Title : Recovery of N and P from livestock and agro-industrial effluents: Physical-chemical processes and agronomic efficiency
Mineral fertilizers must be applied to agricultural soils to overcome the natural shortcoming of soil nutrient’s level needed to maintain or increase crop productivity. At the same time both livestock production and agro-industrial sectors produce effluents with high levels of N, P and other nutrients. These effluents can be applied to agricultural soils providing those nutrients to crops (N, P, Mg, Ca, K, etc.) as well as organic matter to soil contributing to close the cycle of nutrients. However, not only the amount of N, P and other nutrients in those effluents are variable but also the ratio between the organic to inorganic forms. This variability causes differences in the agronomic efficiency of the nutrients mainly for N (Norg:Ntotal) and can also impact on their losses to waterbodies and in the case of nitrogen to losses through volatilization. To decrease these disadvantages, the effluents can be treated by physical-chemical processes such as gas-permeable membrane (GPM) technology and electrodialytic (ED) process which allow the extraction of major nutrients, namely N (GPM) and N, P and other nutrients (ED), to obtain mineral biobased fertilizers. The GPM technology allows capturing of NH3 gas present in the effluent in the trapping solution to form an ammonium salt. The ED process allows separating and concentrating of N, P, and other ions through applied electric current and ion exchange membranes. In this study we will present results on N recovery in concentrate solutions from an agro-industrial anaerobic digestate effluent by using GPM technology and on N, and P recovery from a pig effluent by using ED process. N recovery efficiencies of GPM technology and ED process achieved 70-90% for GPM and 40%, for ED. P recovery efficiency in ED process achieve 74-100%. It should be noticed that the ED process was applied to recover N for the first time in this work. The crop experiments done with the ammonium sulphate solution obtained by the GPM technology as N liquid fertilizer showed the same or even higher agronomic efficiency than the traditional N mineral fertilizers. The mineral biobased fertilizers obtained by these processes have the advantages regarding the traditional mineral fertilizers of having i) commercial value adding value to organic wastes, ii) a known mineral composition (N, P and other nutrients), iii) decrease mining of natural resources and iv) safe and easier transportation.
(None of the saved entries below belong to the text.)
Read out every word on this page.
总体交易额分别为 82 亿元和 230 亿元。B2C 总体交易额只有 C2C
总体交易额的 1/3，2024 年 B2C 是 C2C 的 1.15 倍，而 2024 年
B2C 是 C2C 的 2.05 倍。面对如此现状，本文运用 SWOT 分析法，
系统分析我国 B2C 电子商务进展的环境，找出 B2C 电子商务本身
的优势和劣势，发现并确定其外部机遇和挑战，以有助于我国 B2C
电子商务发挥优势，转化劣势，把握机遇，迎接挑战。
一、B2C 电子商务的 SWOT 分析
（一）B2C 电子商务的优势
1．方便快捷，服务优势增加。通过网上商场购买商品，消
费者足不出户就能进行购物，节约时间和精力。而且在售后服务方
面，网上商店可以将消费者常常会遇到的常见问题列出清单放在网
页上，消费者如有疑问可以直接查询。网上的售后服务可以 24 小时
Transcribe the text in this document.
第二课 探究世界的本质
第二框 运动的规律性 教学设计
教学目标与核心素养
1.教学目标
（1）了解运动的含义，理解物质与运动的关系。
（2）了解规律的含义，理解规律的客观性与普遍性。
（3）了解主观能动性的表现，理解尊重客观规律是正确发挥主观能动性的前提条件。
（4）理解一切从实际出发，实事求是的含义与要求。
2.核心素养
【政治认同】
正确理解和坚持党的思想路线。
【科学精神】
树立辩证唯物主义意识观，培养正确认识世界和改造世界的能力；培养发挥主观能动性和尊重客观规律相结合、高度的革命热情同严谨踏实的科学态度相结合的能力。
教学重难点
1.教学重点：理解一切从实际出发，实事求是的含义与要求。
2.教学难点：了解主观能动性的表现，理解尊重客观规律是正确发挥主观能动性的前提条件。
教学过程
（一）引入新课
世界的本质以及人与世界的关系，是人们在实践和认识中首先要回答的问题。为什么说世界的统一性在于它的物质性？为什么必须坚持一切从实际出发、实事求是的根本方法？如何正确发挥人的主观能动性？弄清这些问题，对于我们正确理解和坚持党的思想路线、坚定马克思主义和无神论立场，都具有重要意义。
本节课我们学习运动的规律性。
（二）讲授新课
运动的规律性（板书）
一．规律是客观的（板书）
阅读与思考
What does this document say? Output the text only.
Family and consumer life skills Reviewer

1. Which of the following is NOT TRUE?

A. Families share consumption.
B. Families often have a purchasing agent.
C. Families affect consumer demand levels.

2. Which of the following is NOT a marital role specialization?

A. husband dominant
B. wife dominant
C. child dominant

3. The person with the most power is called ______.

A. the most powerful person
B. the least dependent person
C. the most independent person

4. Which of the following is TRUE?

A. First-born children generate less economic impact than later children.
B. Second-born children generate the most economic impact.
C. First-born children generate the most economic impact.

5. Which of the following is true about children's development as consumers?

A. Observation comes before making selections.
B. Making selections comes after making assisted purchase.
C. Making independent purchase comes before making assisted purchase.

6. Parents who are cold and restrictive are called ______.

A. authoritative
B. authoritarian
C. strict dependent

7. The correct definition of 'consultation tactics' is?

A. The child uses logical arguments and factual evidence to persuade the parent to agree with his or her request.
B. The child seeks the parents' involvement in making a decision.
Acknowledgments: This research was funded by Foundation for Science and Technology (FCT) under the Project [UIDB/00681/2020] [CERNAS-IPCB]. The work for the recovery of nitrogen with the gas-permeable membranes has been funded by the National Institute of Research and Agro-Food Technology (INIA) and co-financed with FEDER funds (PID2019-106148RR-C41). Verónica Oliveira thanks FCT, P.I., through the institutional scientific employment program-contract (CEECINST/00077/2021).